The strange-sounding local name “Rajszula” is neither a Hungarian curse word nor an archaic piece of women’s clothing… It was a field used for teaching mounted riding to lancers of the 1st Imperial and Royal General Brudermann’s Own Lancer Regiment, stationed in Bochnia. This cavalry training field was located in a bend of the Raba River, near the village of Proszówki. In the early period of the Great War, shortly after the Austro-Hungarian forces had pushed back the troops of the Russian 3rd Army of General Radko Dimitriev, aircraft belonging to Flik 1 and 15 — Austro-Hungarian aviation companies transferred there from the Rakowice airfield — landed on the Bochnia horse training ground. They were stationed in Bochnia only briefly, as they were transferred at the beginning of January 1915 to the airfield at Jasień Brzeski.

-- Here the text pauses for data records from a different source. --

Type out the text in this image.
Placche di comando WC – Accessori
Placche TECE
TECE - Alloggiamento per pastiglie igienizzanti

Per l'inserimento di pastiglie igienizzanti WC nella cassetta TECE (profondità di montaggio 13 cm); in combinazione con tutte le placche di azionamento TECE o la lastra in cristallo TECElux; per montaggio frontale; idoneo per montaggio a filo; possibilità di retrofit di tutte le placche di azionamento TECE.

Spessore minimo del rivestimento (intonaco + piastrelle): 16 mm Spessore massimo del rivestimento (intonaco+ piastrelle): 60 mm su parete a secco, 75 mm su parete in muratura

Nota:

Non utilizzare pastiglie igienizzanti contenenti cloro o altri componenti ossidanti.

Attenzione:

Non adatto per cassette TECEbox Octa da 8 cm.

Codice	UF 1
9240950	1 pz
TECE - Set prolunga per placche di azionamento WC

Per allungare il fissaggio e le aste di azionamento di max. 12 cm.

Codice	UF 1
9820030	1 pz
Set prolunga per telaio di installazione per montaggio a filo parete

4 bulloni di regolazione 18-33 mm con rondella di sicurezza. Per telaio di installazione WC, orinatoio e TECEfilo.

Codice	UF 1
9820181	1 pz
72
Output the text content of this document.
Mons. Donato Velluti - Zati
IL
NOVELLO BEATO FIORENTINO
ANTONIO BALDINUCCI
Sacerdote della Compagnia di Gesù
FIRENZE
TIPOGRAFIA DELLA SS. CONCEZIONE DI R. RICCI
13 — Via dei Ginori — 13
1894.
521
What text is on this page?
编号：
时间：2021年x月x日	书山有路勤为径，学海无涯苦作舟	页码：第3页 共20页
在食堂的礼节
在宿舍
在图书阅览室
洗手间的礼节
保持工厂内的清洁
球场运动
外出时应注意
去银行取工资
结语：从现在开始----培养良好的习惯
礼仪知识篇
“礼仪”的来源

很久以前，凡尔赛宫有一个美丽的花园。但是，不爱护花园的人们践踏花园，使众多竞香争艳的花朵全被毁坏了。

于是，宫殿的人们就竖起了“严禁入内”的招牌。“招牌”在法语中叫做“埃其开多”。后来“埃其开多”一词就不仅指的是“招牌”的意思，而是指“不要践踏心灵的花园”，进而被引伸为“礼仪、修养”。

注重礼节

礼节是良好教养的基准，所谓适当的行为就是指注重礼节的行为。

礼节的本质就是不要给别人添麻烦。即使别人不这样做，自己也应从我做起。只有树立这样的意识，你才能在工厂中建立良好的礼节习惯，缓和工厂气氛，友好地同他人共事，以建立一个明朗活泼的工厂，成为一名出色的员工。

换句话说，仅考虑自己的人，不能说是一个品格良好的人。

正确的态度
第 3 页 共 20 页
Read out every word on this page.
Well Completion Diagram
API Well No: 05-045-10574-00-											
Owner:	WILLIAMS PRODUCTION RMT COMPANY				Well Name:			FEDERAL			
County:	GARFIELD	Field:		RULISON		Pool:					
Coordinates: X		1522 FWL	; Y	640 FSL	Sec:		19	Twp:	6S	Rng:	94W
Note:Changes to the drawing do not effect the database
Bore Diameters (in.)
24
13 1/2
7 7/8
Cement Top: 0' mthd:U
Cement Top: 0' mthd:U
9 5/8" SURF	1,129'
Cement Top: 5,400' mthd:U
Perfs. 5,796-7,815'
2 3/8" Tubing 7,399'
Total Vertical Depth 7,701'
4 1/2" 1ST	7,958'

The aviation traditions of Bochnia’s launch fields lasted much longer, however. It appeared as a reserve landing strip in the records of Kraków’s 2nd Air Regiment. A mysterious aspect of the history of Bochnia’s airfields is the period of World War II, when on the fields of Proszówki (though not on “Rajszula”) the Luftwaffe established a large grass-surface airfield. Transport Junkers Ju-52s landed there, and according to (unconfirmed in written sources) accounts from residents, night fighters also landed there, hunting for aircraft making supply drops for the Home Army. German airmen were quartered in a distinctive villa with a turret, standing by the road from Szarów to Proszówki. It is also worth noting that Würzburg radar station positions were located in the Bochnia area as well.
Today, one would search in vain for traces of the airfield on the “Rajszula” grounds — the name has been taken over by a single-family housing estate situated along the former main road that crosses this historic launch field. The former German airfield at Proszówki is somewhat more discernible in the landscape — although a small manufacturing facility has been built on it.